You can fix denial code 295 as follows:

  1. Review DIR Fee Calculation: First, review the calculation of DIR fees for the specific claim that was denied. Ensure that the fees have been accurately calculated and applied according to the terms of the agreement with the PBM.
  2. Documentation Verification: Check if all necessary documentation related to DIR fees is available and properly organized. Ensure that the documentation supports the fees being charged or being charged to the pharmacy.
  3. Appeal the Denial: If you believe that the denial was incorrect or unjustified, consider appealing the denial. Prepare a strong case with supporting documentation and submit it to the appropriate entity for review.
  4. Communicate with the PBM: Reach out to the PBM to discuss the denial and seek clarification on the reasons behind it.

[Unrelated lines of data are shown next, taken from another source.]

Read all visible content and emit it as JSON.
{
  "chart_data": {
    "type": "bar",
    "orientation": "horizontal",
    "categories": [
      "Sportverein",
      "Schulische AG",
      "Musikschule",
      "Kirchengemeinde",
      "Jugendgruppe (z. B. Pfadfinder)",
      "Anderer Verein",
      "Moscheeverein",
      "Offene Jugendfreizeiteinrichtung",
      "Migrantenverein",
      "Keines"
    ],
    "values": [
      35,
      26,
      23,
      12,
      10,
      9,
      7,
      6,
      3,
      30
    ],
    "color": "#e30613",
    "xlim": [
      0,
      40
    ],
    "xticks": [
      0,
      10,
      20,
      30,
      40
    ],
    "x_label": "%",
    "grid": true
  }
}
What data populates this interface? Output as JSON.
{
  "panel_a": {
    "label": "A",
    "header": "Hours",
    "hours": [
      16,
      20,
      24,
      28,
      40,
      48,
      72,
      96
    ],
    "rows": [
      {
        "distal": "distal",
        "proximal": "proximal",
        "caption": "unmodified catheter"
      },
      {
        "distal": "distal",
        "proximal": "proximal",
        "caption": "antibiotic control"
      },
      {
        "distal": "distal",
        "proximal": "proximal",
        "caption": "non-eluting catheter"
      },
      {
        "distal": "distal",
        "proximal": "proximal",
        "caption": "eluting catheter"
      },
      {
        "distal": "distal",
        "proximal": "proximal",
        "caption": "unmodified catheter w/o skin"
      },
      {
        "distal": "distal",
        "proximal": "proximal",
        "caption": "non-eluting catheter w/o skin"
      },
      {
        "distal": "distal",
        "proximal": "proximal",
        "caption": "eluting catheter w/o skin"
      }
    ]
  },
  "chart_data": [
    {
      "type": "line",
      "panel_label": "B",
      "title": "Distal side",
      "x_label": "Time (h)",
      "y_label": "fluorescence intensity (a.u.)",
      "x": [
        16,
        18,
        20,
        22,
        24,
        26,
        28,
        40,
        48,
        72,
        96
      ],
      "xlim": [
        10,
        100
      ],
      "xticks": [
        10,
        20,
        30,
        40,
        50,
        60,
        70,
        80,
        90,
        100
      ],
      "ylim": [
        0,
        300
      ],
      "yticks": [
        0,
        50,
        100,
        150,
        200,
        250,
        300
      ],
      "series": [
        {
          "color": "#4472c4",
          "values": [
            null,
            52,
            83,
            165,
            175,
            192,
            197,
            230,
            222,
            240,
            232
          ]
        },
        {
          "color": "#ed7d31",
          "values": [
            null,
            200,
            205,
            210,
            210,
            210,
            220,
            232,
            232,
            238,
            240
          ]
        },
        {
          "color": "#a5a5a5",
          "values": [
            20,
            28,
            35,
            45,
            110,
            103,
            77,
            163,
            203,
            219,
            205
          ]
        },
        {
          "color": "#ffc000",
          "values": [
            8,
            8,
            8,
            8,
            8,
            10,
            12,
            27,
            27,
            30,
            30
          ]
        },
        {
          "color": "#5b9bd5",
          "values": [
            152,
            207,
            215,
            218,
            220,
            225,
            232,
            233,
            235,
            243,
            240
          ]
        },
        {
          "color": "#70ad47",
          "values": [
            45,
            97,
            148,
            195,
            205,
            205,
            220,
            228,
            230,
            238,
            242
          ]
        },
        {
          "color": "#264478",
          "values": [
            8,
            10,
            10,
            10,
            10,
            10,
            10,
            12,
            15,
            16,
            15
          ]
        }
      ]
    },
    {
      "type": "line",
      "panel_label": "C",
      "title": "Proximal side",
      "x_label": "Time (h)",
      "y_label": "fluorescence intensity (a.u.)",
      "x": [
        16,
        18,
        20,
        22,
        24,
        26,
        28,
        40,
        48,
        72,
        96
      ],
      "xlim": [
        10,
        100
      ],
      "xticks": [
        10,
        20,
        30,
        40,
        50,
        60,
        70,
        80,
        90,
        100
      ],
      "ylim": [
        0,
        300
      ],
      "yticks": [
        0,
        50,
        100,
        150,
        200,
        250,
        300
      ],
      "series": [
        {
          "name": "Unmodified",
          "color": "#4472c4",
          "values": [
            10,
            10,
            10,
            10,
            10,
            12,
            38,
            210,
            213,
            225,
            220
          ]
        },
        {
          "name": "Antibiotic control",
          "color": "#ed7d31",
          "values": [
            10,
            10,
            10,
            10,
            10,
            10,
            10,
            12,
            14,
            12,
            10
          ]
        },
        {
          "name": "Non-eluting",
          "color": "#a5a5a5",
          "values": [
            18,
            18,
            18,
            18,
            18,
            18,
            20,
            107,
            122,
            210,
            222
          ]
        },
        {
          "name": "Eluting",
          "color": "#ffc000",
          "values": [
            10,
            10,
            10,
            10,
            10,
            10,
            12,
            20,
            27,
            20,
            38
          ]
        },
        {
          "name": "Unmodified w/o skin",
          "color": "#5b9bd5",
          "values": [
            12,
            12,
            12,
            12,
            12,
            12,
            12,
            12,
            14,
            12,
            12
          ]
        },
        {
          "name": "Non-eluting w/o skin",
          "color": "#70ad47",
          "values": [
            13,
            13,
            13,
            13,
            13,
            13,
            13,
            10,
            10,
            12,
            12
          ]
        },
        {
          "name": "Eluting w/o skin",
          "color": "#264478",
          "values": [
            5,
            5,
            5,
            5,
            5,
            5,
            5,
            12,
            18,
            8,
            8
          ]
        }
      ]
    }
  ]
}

This communication can help resolve any misunderstandings or disputes regarding DIR fees.
  5. Update Billing Practices: Based on the outcome of the denial, update your billing practices to ensure compliance with PBM requirements and accurate coding and billing for DIR fees. Regularly review and update your processes to avoid future denials.

4. How To Avoid It

You can prevent denial code 295 in the future by following these steps:

  1. Understand PBM Requirements: Familiarize yourself with the specific requirements and guidelines set by the PBMs you work with regarding DIR fees. Stay updated on any changes or updates to these requirements.
  2. Proper Documentation: Maintain accurate and complete documentation related to DIR fees. Ensure that you have records to support the fees being charged or being charged to the pharmacy.
  3. Compliance with Agreements: Adhere to the terms of the contractual agreements you have with PBMs regarding DIR fees. Ensure that you are meeting all requirements and obligations outlined in the agreements.
  4. Accurate Coding and Billing: Double-check your coding and billing processes to ensure that DIR fees are accurately coded and billed. Regularly review and update your processes to avoid errors or discrepancies.
  5. Regular Communication: Maintain open lines of communication with the PBMs you work with. Stay in touch regarding any changes or updates related to DIR fees and address any concerns or questions promptly.

5. Example Cases

Below are two examples of denial code 295:

  • Example 1: A pharmacy submits a claim for a medication and includes DIR fees in the reimbursement request. However, the PBM denies the claim under code 295, stating that the documentation provided does not support the charged DIR fees.
  • Example 2: A pharmacy fails to comply with the specific requirements set by a PBM regarding DIR fees. As a result, the PBM denies the claim under code 295, adjusting the reimbursement amount for the pharmacy.